Improved cell service coming to B.C.'s Highway of Tears

·3 min read
Two women, part of a group of family members and advocates of missing and murdered Indigenous women and girls, walk along a section of the so-called Highway of Tears in Moricetown, B.C., on Sept. 25, 2017.  (Darryl Dyck/The Canadian Press - image credit)
Two women, part of a group of family members and advocates of missing and murdered Indigenous women and girls, walk along a section of the so-called Highway of Tears in Moricetown, B.C., on Sept. 25, 2017. (Darryl Dyck/The Canadian Press - image credit)

Improved cellphone service is coming to two highways crossing British Columbia, including the section of remote road known as the Highway of Tears.

Seventy per cent of Highway 16 already has some coverage, but the province said Wednesday the $11.7-million project will bring cell service to the remaining 252 kilometres between Smithers and Prince Rupert.

Cellphone reception was a critical recommendation in the Highway of Tears Symposium report in 2006, which sought ways to make the isolated road safer, especially for Indigenous women and girls, after decades of disappearances and killings in the area.

Gladys Radek's niece, Tamara Chipman, disappeared on Sept. 21, 2005. She was last seen hitchhiking along Highway 16, just outside of Prince Rupert.

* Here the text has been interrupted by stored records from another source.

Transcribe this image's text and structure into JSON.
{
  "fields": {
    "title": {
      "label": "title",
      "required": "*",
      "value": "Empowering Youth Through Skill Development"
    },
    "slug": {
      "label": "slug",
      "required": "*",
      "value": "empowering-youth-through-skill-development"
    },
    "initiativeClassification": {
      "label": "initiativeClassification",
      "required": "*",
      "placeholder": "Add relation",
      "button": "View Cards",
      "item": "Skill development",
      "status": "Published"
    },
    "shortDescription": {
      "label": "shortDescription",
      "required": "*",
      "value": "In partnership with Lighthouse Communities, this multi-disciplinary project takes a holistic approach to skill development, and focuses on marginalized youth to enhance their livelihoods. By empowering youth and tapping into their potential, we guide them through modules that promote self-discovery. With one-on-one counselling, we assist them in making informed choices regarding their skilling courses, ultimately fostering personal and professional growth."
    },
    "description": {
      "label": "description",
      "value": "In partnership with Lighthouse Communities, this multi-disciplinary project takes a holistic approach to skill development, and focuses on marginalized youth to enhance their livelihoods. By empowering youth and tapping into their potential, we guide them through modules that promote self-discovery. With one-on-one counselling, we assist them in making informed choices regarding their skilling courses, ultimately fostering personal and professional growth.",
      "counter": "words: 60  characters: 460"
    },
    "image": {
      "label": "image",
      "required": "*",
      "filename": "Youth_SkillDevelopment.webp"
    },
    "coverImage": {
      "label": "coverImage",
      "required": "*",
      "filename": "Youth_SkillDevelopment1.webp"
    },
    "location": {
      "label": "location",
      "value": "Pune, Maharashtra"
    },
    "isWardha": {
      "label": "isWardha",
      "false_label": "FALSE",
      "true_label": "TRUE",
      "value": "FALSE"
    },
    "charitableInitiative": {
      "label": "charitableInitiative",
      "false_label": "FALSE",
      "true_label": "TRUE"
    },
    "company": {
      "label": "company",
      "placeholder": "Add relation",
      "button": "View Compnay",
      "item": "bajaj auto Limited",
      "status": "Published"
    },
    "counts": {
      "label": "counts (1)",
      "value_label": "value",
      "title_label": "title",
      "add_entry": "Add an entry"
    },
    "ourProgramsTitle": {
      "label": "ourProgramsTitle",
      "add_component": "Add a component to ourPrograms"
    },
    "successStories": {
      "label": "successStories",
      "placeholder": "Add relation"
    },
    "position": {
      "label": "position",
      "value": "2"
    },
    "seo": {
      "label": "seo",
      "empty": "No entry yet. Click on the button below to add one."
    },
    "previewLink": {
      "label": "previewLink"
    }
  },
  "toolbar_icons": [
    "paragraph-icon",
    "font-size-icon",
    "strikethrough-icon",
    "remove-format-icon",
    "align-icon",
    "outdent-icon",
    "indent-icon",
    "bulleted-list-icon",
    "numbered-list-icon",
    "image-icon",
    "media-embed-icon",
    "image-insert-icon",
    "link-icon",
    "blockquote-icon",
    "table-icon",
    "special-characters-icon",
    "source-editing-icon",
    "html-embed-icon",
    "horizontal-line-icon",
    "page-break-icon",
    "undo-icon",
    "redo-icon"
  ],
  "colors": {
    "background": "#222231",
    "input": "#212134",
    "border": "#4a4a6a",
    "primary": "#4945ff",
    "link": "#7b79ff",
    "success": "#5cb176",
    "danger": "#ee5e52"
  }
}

Radek said she was "thrilled" to hear about the cell service, even though it's taken more than 15 years to arrive.

"It's better late than never," she told CBC on Wednesday. "Even if girls had cell phones, they wouldn't be able to reach out for help anyway. So I think the cellphone towers is a long time coming, and I'm just elated that it is happening."

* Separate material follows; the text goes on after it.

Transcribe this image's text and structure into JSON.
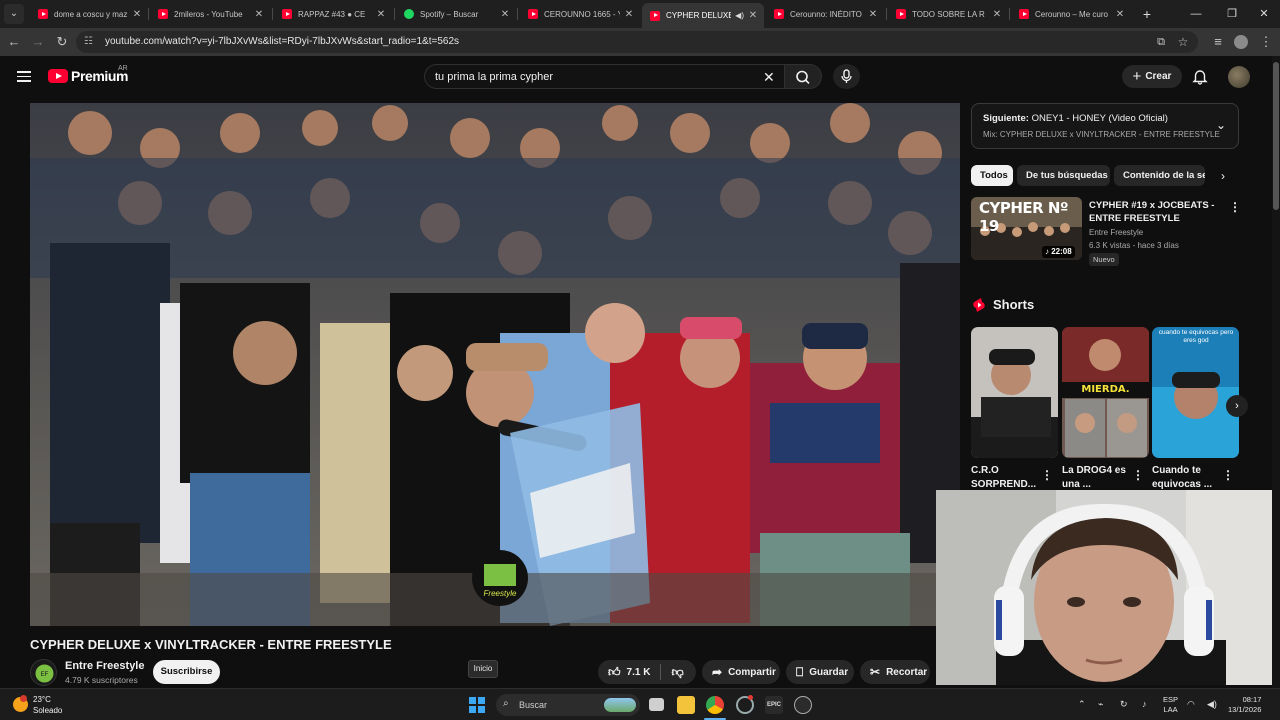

Gladys Radek holds a photo of her niece, Tamara Chipman, who disappeared along Highway 16, the Highway of Tears, east of Prince Rupert in 2005.
Gladys Radek holds a photo of her niece, Tamara Chipman, who disappeared along Highway 16, the Highway of Tears, east of Prince Rupert in 2005.(Gladys Radek)

Barb Ward-Burkitt, executive director of the Prince George Native Friendship Centre, said the change "serves as an important step of reconciliation and honouring for murdered and missing sisters, daughters, mothers, aunties and their families."

"We must continue to do everything in our power to prevent violence against Indigenous women and girls to ensure they are safe to travel anywhere in our province, but especially between communities along Highway 16," she said in a statement.

The project is set to begin this spring and will add 12 cell towers as well as improve connectivity at three rest stops, with the province and Ottawa each contributing just over $2 million and Rogers Communications picking up the remainder of the bill.

Highway 16 between Prince George and Prince Rupert became known as the Highway of Tears more than two decades ago, a reference to the many Indigenous women who have gone missing or been murdered along the route since the 1970s.

Premier John Horgan on Wednesday said cost has been a barrier to the province in the past when it came to improving cell range. He said the government needed to partner with a private company like Rogers to bridge the financial gap.

"This improvement in cell service is long overdue," Horgan told CBC's On The Island. "It's not inexpensive to run towers, it's not inexpensive to put broadband and fibre optics in place in rural and remote communities."

RCMP files link a total of 18 murders or disappearances to the Highway of Tears region, but Carrier Sekani Family Services in Prince George says on its website the number likely exceeds 40.

Hwy 14 improvements

In a separate announcement, B.C. said nearly $5 million in cell service upgrades are coming to Highway 14 on Vancouver Island between Sooke and Port Renfrew, with work expected to be complete by late October.

The Highway 14 improvements will bring cell service to Port Renfrew, Shirley, Otter Point, Jordan River, some Pacheedaht First Nation communities and first responders.

"We also anticipate faster responses when people get into trouble," said Vickie Weber, senior manager with Juan de Fuca Search and Rescue.

"Now, if they can call 911 right away when they get into trouble, we can talk to them right away, get a real clear picture of what is going on. As well, the cell signal provides a location to emergency services, so that really helps us as well."

Karl Ablack, president of the Port Renfrew Chamber of Commerce, said cell service will fuel business in the small seaside community.

"It's going to allow peace of mind to those visitors to market that trek out here," Ablack said. "For businesses that are now wanting to open up shop here in Port Renfrew, having that connectivity so tourists and visitors can access information as they come into Port Renfrew is huge."